Mapping XML elements to the common analysis structure

If the content to be analyzed includes XML documents with meaningful markup, and you want to use this markup to annotate text, you can map the XML elements to the common analysis structure.

About this task

To enable custom text analysis processes to access specific XML elements, or to map several XML elements to a common Type for use in semantic search, you can create custom mapping files. The mapping files must adhere to the UIMA framework for text analysis.

When you add mapping files to a collection that uses a custom text analysis engine, you enable XML elements in source documents to be mapped to annotations in the common analysis structure. These annotations can then be used by your custom text analysis engine.

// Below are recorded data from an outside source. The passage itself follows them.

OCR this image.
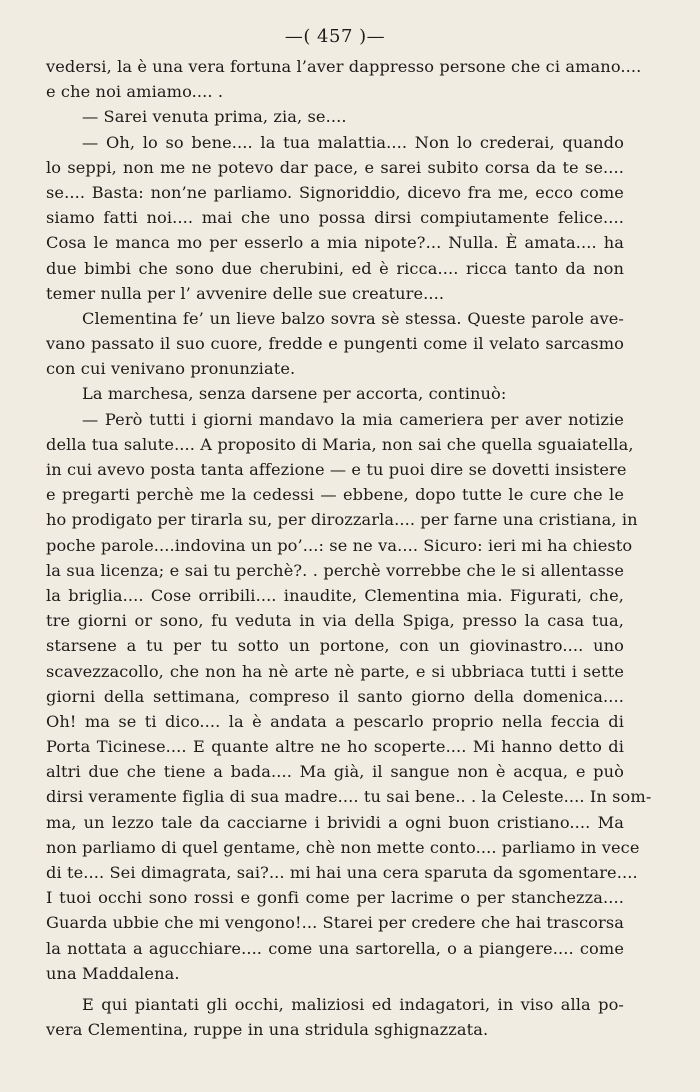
—( 457 )—
vedersi, la è una vera fortuna l’aver dappresso persone che ci amano....
e che noi amiamo.... .
— Sarei venuta prima, zia, se....
— Oh, lo so bene.... la tua malattia.... Non lo crederai, quando
lo seppi, non me ne potevo dar pace, e sarei subito corsa da te se....
se.... Basta: non’ne parliamo. Signoriddio, dicevo fra me, ecco come
siamo fatti noi.... mai che uno possa dirsi compiutamente felice....
Cosa le manca mo per esserlo a mia nipote?... Nulla. È amata.... ha
due bimbi che sono due cherubini, ed è ricca.... ricca tanto da non
temer nulla per l’ avvenire delle sue creature....
Clementina fe’ un lieve balzo sovra sè stessa. Queste parole ave-
vano passato il suo cuore, fredde e pungenti come il velato sarcasmo
con cui venivano pronunziate.
La marchesa, senza darsene per accorta, continuò:
— Però tutti i giorni mandavo la mia cameriera per aver notizie
della tua salute.... A proposito di Maria, non sai che quella sguaiatella,
in cui avevo posta tanta affezione — e tu puoi dire se dovetti insistere
e pregarti perchè me la cedessi — ebbene, dopo tutte le cure che le
ho prodigato per tirarla su, per dirozzarla.... per farne una cristiana, in
poche parole....indovina un po’...: se ne va.... Sicuro: ieri mi ha chiesto
la sua licenza; e sai tu perchè?. . perchè vorrebbe che le si allentasse
la briglia.... Cose orribili.... inaudite, Clementina mia. Figurati, che,
tre giorni or sono, fu veduta in via della Spiga, presso la casa tua,
starsene a tu per tu sotto un portone, con un giovinastro.... uno
scavezzacollo, che non ha nè arte nè parte, e si ubbriaca tutti i sette
giorni della settimana, compreso il santo giorno della domenica....
Oh! ma se ti dico.... la è andata a pescarlo proprio nella feccia di
Porta Ticinese.... E quante altre ne ho scoperte.... Mi hanno detto di
altri due che tiene a bada.... Ma già, il sangue non è acqua, e può
dirsi veramente figlia di sua madre.... tu sai bene.. . la Celeste.... In som-
ma, un lezzo tale da cacciarne i brividi a ogni buon cristiano.... Ma
non parliamo di quel gentame, chè non mette conto.... parliamo in vece
di te.... Sei dimagrata, sai?... mi hai una cera sparuta da sgomentare....
I tuoi occhi sono rossi e gonfi come per lacrime o per stanchezza....
Guarda ubbie che mi vengono!... Starei per credere che hai trascorsa
la nottata a agucchiare.... come una sartorella, o a piangere.... come
una Maddalena.
E qui piantati gli occhi, maliziosi ed indagatori, in viso alla po-
vera Clementina, ruppe in una stridula sghignazzata.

For example, you can map the content of <addressee> and <customer> elements to Person annotations in the common analysis structure. These annotations can then be accessed by your custom annotators, which might detect additional information (for example, they might detect the gender of the Person).

Procedure

To map XML elements to the common analysis structure:

  1. Expand the collection that you want to configure and click Actions > Text processing options.
  2. In the Map XML elements to the common analysis structure area of the Text Processing Options page, click Add Mapping.
  3. On the Map XML Elements to the Common Analysis Structure page, type a descriptive display name for the mapping file.
  4. Specify the location of the file. If the mapping file is on your local system, you can browse to locate the file. If the mapping file is on the server where Annotation Administration Console is installed, you must type the fully qualified path. After you click OK, the mapping file that you added is shown on the Text Processing Options page.